LOSING ONE’S HOME
On the 28th of March, 1995, a Mrs. Indu Vahi committed suicide by jumping from the 8th floor of Asia House, a building situated on Kasturba Gandhi Marg, quite close to Connaught Place, in New Delhi. As the chief newsreader in the Hindi Department of All India Radio, she had been allotted a two-room residential flat on the first floor of Asia House, which is a government building. When she retired last year at the age of sixty, she was required to give up this flat where she had lived for the last twenty years. The last date for vacating was the 31st of March.
Mrs. Vahi, widowed in 1989, became very depressed after retirement, even although she had the company of her daughter Sonia and her son-in-law, Ashok Kumar. According to The Hindustan Times (29 March 1995), she had purchased a house in Radio Colony, Trans-Yamuna, before her retirement. However, she reportedly felt deeply dejected about moving there—possibly due to the lack of civic amenities compared to her government-allotted residence, which was centrally located near the elegant shopping hub of Connaught Place. This feeling of despondency overwhelmed her to such an extent that she climbed to the top floor of Asia House and leapt to her death.

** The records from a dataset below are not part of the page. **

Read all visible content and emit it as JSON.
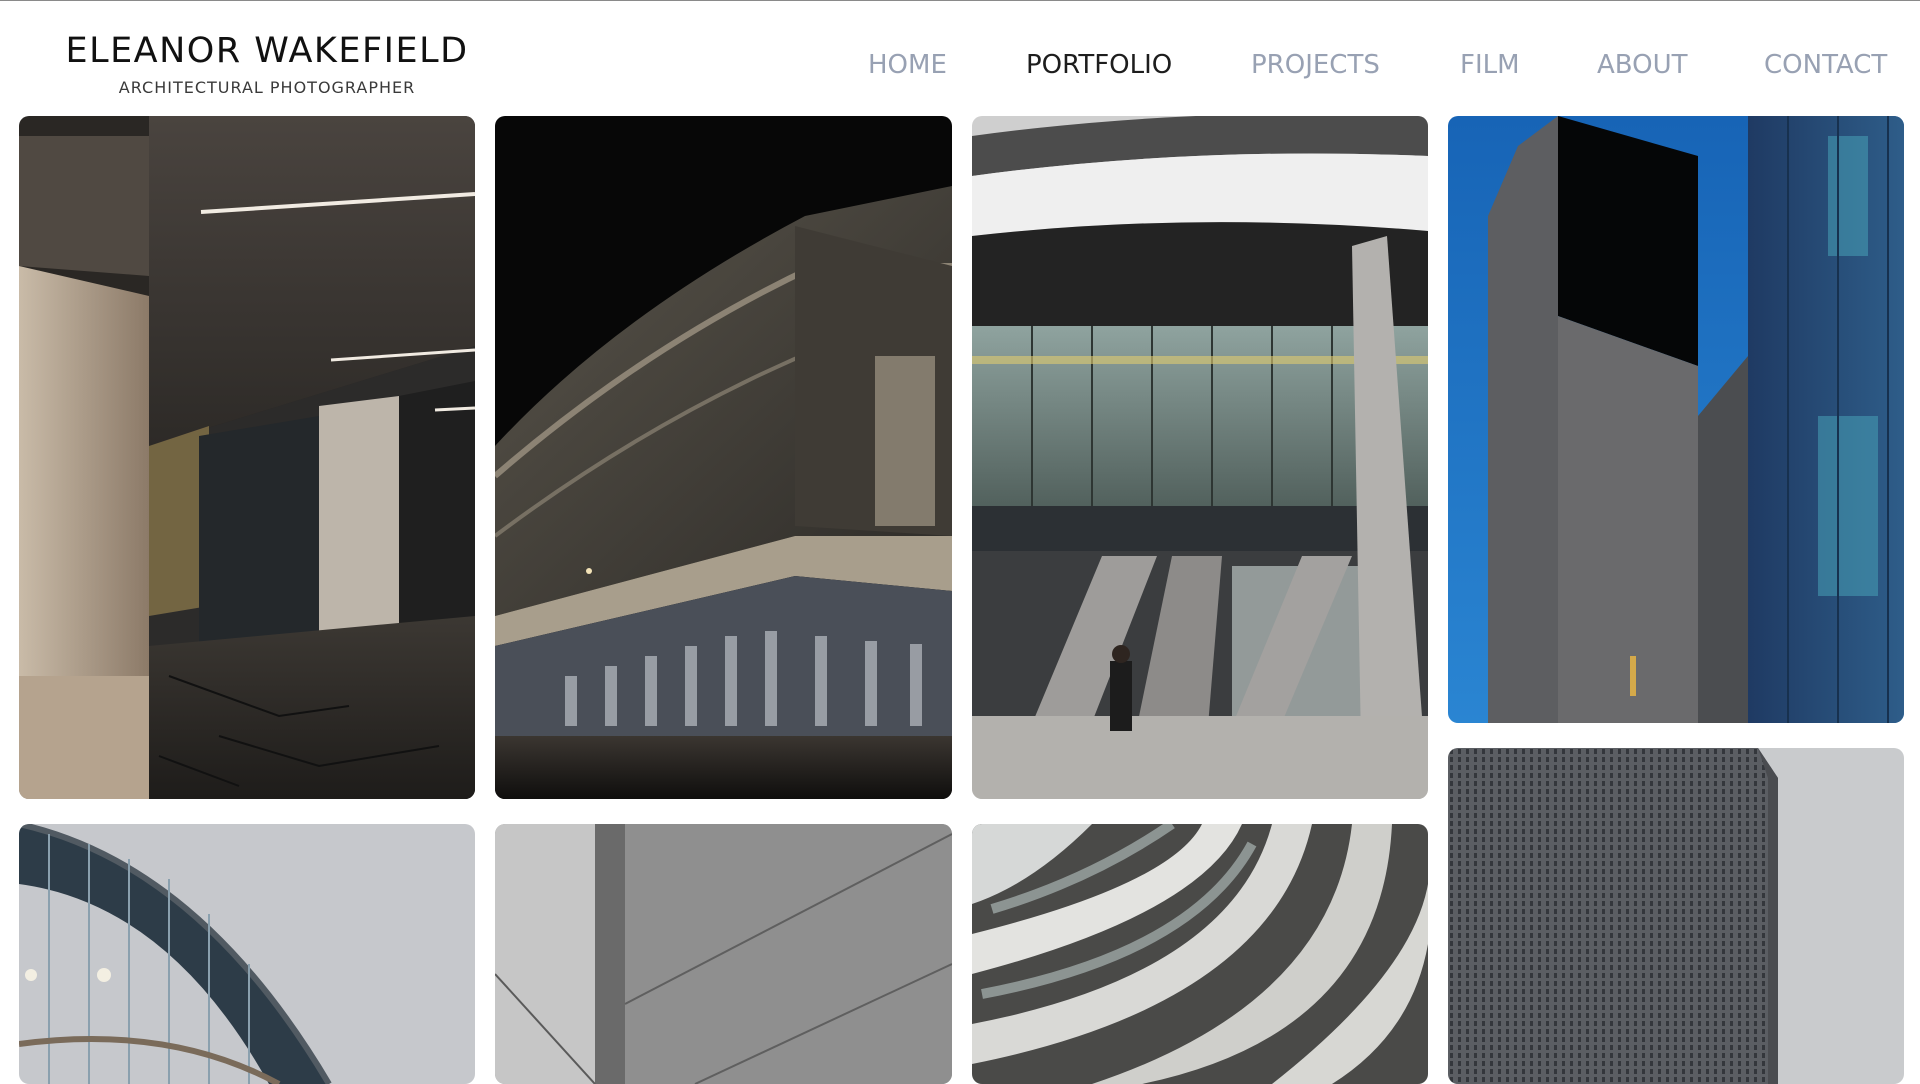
{
  "site": {
    "name": "ELEANOR WAKEFIELD",
    "tagline": "ARCHITECTURAL PHOTOGRAPHER"
  },
  "nav": {
    "items": [
      {
        "label": "HOME",
        "active": false
      },
      {
        "label": "PORTFOLIO",
        "active": true
      },
      {
        "label": "PROJECTS",
        "active": false
      },
      {
        "label": "FILM",
        "active": false
      },
      {
        "label": "ABOUT",
        "active": false
      },
      {
        "label": "CONTACT",
        "active": false
      }
    ]
  },
  "colors": {
    "nav_active": "#1d1d1d",
    "nav_inactive": "#98a1b3",
    "brand_text": "#111111"
  },
  "gallery": {
    "photos": [
      {
        "subject": "concrete-underpass-photo"
      },
      {
        "subject": "curved-glass-building-night-photo"
      },
      {
        "subject": "glass-facade-pillars-photo"
      },
      {
        "subject": "blue-facade-photo"
      },
      {
        "subject": "curved-glass-roof-photo"
      },
      {
        "subject": "concrete-wall-detail-photo"
      },
      {
        "subject": "curved-balconies-photo"
      },
      {
        "subject": "perforated-tower-photo"
      }
    ]
  }
}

When I read this news item, I felt that it was indeed a tragic incident. Then I said to myself, “there was someone who could not bear the thought of shifting from a comfortable flat to a humble dwelling. But what of one’s condition if one were to be totally deprived of shelter?”
Even if people do not commit suicide, they still have to die. After death, the realization will come to them that all their possessions have suddenly been snatched away. On that day, every house owner will become homeless. Only those upon whom God looks with favour, those whom He grants an abode in Paradise, will ever again be householders.